My “Love Affair” With Computers by Aaron Levine MD
Why I like paper:
I have patients, especially the older ones, who complain to me that they do not like my staring at a computer and talking to them. They prefer eye contact. One of the hospitals I belong to had a meeting a few months ago about improving our grades. One suggestion is learning how to use the computers without looking at the screen. I am not sure how to check boxes when I do not know where the cursor is. I was “encouraged” to purchase my office computer a few years back via one hospital’s physician organization. They included all the necessary grades to include the quality measurement criteria (PQRS). I just got my report card and found that I am only 14% participating. The criteria they chose for me are not those of my specialty, so I did not do them. There goes the 2% penalty from the government. I just got back from a meeting on hospital computers. The issue is that when someone goes from rehab to the acute side for a test or workup, they will be discharged and then readmitted. This satisfies the IT department as the only way it can work. However, this means we will have a ton of same day or next day readmissions and this looks lousy on quality.

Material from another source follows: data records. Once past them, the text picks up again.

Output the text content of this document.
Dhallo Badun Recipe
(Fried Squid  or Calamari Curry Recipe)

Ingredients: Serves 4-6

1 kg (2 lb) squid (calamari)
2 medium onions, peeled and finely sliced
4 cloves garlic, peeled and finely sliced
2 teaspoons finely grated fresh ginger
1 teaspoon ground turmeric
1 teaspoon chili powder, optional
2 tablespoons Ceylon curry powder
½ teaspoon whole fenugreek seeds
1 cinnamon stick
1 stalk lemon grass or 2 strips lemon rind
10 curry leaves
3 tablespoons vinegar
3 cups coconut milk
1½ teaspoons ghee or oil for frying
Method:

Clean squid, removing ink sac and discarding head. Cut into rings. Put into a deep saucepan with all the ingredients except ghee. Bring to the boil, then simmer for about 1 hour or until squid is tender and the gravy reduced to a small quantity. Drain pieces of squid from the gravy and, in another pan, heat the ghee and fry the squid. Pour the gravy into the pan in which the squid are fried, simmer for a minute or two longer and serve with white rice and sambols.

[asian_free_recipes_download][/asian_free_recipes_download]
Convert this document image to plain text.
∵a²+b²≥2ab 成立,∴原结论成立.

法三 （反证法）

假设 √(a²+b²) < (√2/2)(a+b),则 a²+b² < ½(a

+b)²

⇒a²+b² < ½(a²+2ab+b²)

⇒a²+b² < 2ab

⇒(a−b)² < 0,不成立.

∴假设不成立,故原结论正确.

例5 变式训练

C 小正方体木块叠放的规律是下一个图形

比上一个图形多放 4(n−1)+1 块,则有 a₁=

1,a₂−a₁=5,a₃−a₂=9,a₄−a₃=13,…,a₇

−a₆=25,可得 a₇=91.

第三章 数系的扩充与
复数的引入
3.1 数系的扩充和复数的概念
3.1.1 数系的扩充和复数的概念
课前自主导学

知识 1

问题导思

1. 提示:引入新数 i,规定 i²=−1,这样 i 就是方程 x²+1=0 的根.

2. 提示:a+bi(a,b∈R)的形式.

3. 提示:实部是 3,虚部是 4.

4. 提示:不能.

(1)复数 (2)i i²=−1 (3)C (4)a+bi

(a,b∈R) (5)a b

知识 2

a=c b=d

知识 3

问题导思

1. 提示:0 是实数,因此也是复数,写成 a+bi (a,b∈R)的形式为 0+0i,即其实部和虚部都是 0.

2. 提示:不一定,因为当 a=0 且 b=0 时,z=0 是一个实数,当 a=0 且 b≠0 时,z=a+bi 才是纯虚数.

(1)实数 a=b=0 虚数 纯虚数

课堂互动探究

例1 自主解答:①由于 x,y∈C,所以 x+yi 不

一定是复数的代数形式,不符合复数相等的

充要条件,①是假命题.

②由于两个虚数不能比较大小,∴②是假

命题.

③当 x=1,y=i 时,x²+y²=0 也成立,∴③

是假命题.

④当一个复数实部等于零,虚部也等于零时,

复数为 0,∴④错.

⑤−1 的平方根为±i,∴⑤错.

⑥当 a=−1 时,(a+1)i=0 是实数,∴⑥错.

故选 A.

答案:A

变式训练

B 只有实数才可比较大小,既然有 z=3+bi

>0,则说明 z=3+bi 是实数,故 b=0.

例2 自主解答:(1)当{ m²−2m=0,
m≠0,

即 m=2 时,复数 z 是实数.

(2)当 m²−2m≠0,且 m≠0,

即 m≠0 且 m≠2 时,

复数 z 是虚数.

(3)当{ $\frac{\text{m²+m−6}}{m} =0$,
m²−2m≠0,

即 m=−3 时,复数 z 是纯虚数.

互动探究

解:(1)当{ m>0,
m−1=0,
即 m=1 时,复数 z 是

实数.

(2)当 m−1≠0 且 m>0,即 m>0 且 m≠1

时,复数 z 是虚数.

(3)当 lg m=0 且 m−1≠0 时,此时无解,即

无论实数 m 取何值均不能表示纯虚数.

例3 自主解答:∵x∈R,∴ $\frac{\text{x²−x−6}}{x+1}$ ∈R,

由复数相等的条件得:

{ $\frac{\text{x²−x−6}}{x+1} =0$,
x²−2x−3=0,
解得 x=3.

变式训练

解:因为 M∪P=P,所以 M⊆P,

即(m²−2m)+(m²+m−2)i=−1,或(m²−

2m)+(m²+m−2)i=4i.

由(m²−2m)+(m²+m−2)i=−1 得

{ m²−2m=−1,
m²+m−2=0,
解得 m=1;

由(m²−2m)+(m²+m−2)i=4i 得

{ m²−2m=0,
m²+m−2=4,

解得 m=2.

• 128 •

I used to write admitting orders on paper and place them in a drawer. The nurses would open the drawer and start the orders. They would call me if there were any changes or inconsistencies (which may occur after I write orders and then the patient is discharged later). Now, I cannot write orders on the patients until they are officially admitted or preadmitted. Sometimes they are the same. In theory, I can write my orders remotely with the computer. In fact, often the computer in my home will not allow me access to the chart. The other hospital requires a special encryption in my computer. Therefore, I cannot write orders sometimes at night, or at a different hospital, etc, or shopping, etc. I may drive back and forth between 2 hospitals (35 miles apart) 2 or 3 times a day and at night (had to do this after midnight once, and then got dinged that it was not done on the same date that the patient arrived). Other times, the orders were accidentally deleted and I have to reenter by computer. I gather this is somehow more efficient than using pen and paper. I wonder if I argue that the gas I used (which is expensive) is increasing my carbon foot print and for environmental reasons I should go back to paper. Then again, I probably would be told to get an electric car to go with the EHR.
Lastly, rehab is a small specialty. My call group goes back 20 years with coverage at multiple hospitals. Each has a different computer system. Now that we are paperless, none of my call group will cover me as they do not want to learn another computer system for a few days, and then forget it over the year. The hospital will not let me have them cover until they show competency and take a day off from their practices to train. So I am required to go to a meeting but may not have coverage.
On the flip side, there were problems reading my handwriting, but I solved this by typing my orders before putting them in a drawer.
Now before anyone links me with the Unibomber, I took basic computer training as a premed in the 60s. I foresaw the role of computers but not to the extent that occurred. I believe in telling the emperor he has no clothes. My wife feels I am just a misanthrope. She said, teachers have gone through this already, and we should face it that doctor means “teacher”.
Dr. Levine, I could not agree more! In my practice I we are forced to use two different EHRs — the clinic’s and the hospital’s — which do not communicate with each other. Although EHRs are good at retrieving data (notwithstanding the caveat of “garbage in, garbage out”), it takes time to put the data in. Instead of having my note completed by the time the patient leaves the room, it now takes an extra 5 minutes to close everything out, assuming I don’t have to order labs, referrals, etc. The hospital’s EHR was obviously the cheapest they could find. It now takes 2-4x longer to admit most patients. No longer can I write an order to initiate a medication with instructions for stepwise increase in dose up to a maximum (i.e., 5mg QD x 3 days, then 5mg BID x 3 days, then 5mg TID, etc.). Now I must write an order for each dosing, with start and stop dates for each. And this is a simple example. And don’t forget those lab results that are electronically put into your “que” to sign off on. There is not paper copy to write instructions to your assistant to call the patient or mail the results, etc. More time out of my day taking care of administrative work instead of seeing patients. I am so close to leaving Family Medicine and going back to full-time Emergency Medicine where my time off is not spent catching up on EHR charts. What will it take for us to finally say, “Enough!”
BRAVO! As a patient, my primary care doc brings my “chart” into the exam room, and as we discuss what’s ailing me (or maybe it’s just the annual physical), I have his full attention. W@hen we finish the (usually) 15-minute appointment, he takes a few minutes to actually WRITE what transpired. His office does have computers, of course, and there is pressure from his group to “go paperless,” I know he resists it based on conversations we have had. When I have been examined by another physician who tap-tap-taps on a keyboard while we’re talking, I cannot escape thinking that maybe he’s writing to a girlfriend or his mother. My veterinarian, on the other hand, will examine my dog and dictate notes to his vet tech, who’s at the computer. I – and my dog – have his full attention, and he doesn’t have top mess with IT until he reviews my dog’s chart.